One specific difference between the results from each model illustrates the challenges of automated combined ASR and translation. While the Tiny model's output was too noisy to capture much of the meaning of the broadcast, the Small model captures its general gist and includes this translation:
[03:30.000 --> 03:33.000] Yes, this is the answer to the NATO threat to Putin. [03:33.000 --> 03:50.000] This is the answer to the NATO threat to Putin.

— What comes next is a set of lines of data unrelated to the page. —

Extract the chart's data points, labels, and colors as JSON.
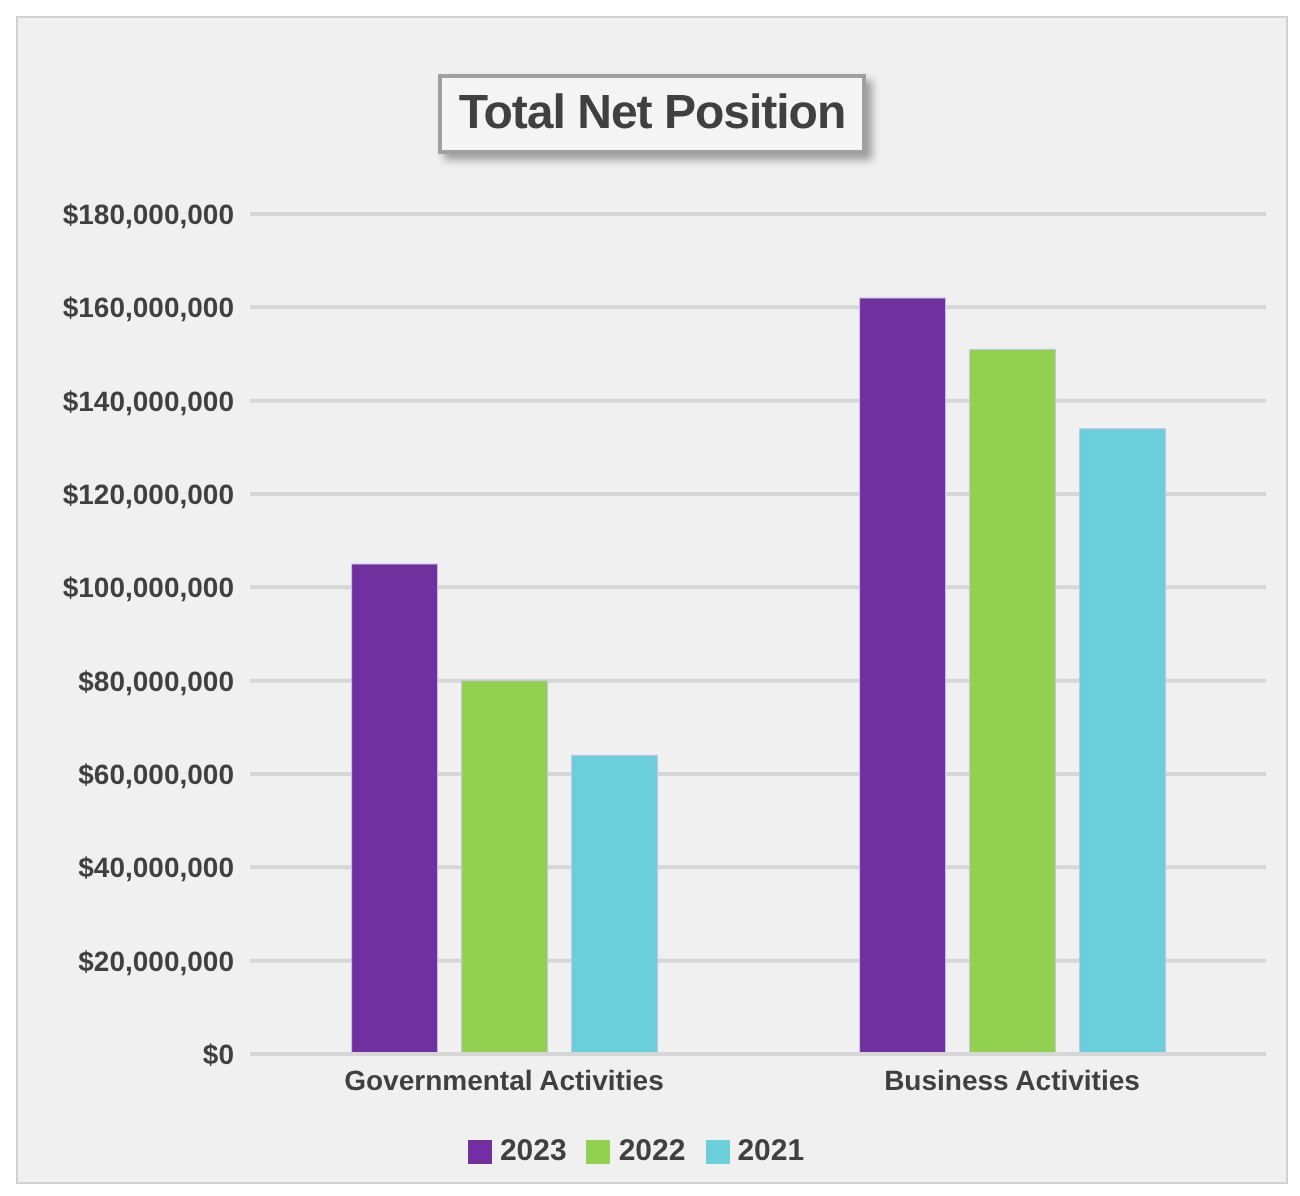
{
  "chart_data": {
    "type": "bar",
    "title": "Total Net Position",
    "categories": [
      "Governmental Activities",
      "Business Activities"
    ],
    "series": [
      {
        "name": "2023",
        "color": "#7030a0",
        "values": [
          105000000,
          162000000
        ]
      },
      {
        "name": "2022",
        "color": "#92d050",
        "values": [
          80000000,
          151000000
        ]
      },
      {
        "name": "2021",
        "color": "#6bcfdb",
        "values": [
          64000000,
          134000000
        ]
      }
    ],
    "ylim": [
      0,
      180000000
    ],
    "yticks": [
      {
        "value": 0,
        "label": "$0"
      },
      {
        "value": 20000000,
        "label": "$20,000,000"
      },
      {
        "value": 40000000,
        "label": "$40,000,000"
      },
      {
        "value": 60000000,
        "label": "$60,000,000"
      },
      {
        "value": 80000000,
        "label": "$80,000,000"
      },
      {
        "value": 100000000,
        "label": "$100,000,000"
      },
      {
        "value": 120000000,
        "label": "$120,000,000"
      },
      {
        "value": 140000000,
        "label": "$140,000,000"
      },
      {
        "value": 160000000,
        "label": "$160,000,000"
      },
      {
        "value": 180000000,
        "label": "$180,000,000"
      }
    ],
    "grid": "y",
    "legend": "bottom"
  }
}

Yet, the Medium model translates that same statement as:
[03:30.000 --> 03:33.000] Yes, this is the response of NATO to the threats of Putin. [03:33.000 --> 03:34.000] Putin's threats.
While the Large model translates it as the singular:
[03:30.000 --> 03:52.000] Yes, this is the answer of NATO to Putin's threats.
Look closely, and the Small model describes NATO as threatening Putin, while the Medium and Large models describe Putin threatening NATO, with the Medium model repeating the statement for additional clarity.
Therein lies one of the challenges in using combined machine transcription and translation with smaller model sizes: the meaning of a statement can completely invert when using smaller model sizes, suggesting especial caution is required when balancing accuracy with reducing inference time and resource consumption through smaller models.